Low latency and secure data encryption for multi-hop biometric authentication in distributed networks

Abstract

Because of the rapid development of artificial intelligence and big data technology, biometric information has become widely used in applications across industries, such as biometric authentication and telemedicine. However, biometric information is unique and cannot be changed or restored once leaked. Therefore, the security and management of biometric information must be more thorough than those applied to other types of information. In particular, if end-to-end encryption is not maintained and decryption is performed for the sake of precise data learning or information protection at intermediate nodes, the security of the process becomes weaker, increasing the risk of data leakage. To solve such problems, research is currently being conducted on homomorphic encryption, in which calculation and learning can be performed in an encrypted state, for biometric recognition systems.

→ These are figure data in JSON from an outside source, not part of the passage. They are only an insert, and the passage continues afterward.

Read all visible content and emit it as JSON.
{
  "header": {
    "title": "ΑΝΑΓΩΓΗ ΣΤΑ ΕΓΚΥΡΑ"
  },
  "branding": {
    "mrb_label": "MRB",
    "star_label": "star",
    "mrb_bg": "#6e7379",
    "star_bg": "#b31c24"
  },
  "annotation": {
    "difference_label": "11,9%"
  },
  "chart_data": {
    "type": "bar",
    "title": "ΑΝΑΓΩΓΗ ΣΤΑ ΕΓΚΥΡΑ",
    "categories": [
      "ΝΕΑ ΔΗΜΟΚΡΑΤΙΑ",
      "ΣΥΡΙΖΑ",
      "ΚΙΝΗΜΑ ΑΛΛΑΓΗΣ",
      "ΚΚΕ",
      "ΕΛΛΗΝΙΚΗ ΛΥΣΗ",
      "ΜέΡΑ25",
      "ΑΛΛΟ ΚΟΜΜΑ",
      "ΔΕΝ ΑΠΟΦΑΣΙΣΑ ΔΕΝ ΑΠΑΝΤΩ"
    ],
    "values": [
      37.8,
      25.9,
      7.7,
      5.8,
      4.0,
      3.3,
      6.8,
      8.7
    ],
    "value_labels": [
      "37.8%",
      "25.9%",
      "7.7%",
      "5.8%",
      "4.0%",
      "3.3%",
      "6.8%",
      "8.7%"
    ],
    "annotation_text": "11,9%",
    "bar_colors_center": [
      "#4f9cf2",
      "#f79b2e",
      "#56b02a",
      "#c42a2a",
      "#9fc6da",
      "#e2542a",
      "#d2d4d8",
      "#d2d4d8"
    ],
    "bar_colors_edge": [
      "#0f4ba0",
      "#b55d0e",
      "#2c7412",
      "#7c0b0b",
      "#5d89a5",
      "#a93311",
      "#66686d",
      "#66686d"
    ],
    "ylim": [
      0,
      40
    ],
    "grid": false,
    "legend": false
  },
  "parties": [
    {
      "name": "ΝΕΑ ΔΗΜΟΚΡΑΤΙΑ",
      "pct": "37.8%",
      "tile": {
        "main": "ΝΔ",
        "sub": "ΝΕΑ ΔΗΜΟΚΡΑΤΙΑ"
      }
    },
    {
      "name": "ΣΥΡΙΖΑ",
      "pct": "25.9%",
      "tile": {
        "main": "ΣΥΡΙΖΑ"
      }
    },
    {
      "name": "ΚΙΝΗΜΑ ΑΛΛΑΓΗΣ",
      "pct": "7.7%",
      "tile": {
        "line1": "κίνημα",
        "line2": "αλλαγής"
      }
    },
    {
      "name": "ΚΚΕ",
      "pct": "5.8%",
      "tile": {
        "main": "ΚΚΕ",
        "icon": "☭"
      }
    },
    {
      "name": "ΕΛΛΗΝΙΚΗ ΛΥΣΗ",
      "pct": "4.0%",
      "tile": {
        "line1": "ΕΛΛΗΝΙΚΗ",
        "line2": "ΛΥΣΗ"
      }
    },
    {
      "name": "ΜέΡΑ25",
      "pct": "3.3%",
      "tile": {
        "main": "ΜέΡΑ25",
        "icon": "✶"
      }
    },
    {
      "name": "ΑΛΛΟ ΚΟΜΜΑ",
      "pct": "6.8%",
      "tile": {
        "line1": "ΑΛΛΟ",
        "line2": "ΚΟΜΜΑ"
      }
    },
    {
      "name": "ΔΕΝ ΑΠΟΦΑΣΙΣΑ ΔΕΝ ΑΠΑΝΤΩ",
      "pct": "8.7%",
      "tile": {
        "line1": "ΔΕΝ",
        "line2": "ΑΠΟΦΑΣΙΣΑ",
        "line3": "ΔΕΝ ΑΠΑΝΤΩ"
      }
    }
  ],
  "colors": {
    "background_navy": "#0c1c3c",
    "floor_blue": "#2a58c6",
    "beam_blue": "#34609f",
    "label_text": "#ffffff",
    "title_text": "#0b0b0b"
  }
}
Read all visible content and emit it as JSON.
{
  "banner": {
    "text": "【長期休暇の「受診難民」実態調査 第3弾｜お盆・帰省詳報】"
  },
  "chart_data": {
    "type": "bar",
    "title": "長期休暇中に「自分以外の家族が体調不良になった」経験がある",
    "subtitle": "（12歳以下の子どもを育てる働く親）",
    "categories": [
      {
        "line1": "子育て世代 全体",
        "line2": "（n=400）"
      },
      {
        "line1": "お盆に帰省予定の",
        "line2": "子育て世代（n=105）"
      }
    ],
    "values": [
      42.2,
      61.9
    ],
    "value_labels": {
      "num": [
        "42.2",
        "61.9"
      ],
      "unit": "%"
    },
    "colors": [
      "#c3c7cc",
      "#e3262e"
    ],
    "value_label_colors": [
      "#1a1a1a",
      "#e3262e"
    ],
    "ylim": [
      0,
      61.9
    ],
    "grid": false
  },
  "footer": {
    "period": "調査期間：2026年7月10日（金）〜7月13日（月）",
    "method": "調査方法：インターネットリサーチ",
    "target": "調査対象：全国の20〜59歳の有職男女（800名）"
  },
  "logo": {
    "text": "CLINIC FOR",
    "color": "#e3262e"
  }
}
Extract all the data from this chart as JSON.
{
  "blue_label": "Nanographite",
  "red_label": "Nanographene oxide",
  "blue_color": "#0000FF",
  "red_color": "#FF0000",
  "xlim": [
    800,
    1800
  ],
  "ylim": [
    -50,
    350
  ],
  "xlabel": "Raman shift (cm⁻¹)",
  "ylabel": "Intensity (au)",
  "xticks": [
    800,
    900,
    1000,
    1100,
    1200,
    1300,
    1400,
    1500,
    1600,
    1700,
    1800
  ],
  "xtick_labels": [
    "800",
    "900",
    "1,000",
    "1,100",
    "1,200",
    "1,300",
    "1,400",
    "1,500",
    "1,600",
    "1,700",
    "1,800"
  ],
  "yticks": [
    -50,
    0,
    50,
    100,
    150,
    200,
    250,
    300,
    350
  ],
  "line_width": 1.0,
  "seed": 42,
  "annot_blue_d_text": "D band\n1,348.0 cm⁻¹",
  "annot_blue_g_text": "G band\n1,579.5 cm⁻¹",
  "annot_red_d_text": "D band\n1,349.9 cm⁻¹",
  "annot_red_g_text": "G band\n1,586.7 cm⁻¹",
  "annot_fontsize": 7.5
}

However, homomorphic encryption requires a larger ciphertext size than those used in other encryption methods. Thus, this type of encryption has been limited by its large delay, which deteriorates the performance because of noise boost-up and thus does not guarantee quality of service in a multi-hop network environment. This study proposes a novel multi-hop encryption-based biometric information slicing method to improve latency and security in biometric authentication. Experimental results demonstrate an 83.23% latency reduction compared to a conventional single-process model in a Paillier-based homomorphic encryption environment. Additionally, it offers a 98.4% security improvement compared to the commonly used Advanced Encryption Standard for packet encryption. This approach effectively addresses the trade-off between security and latency, a critical aspect not fully explored in previous studies.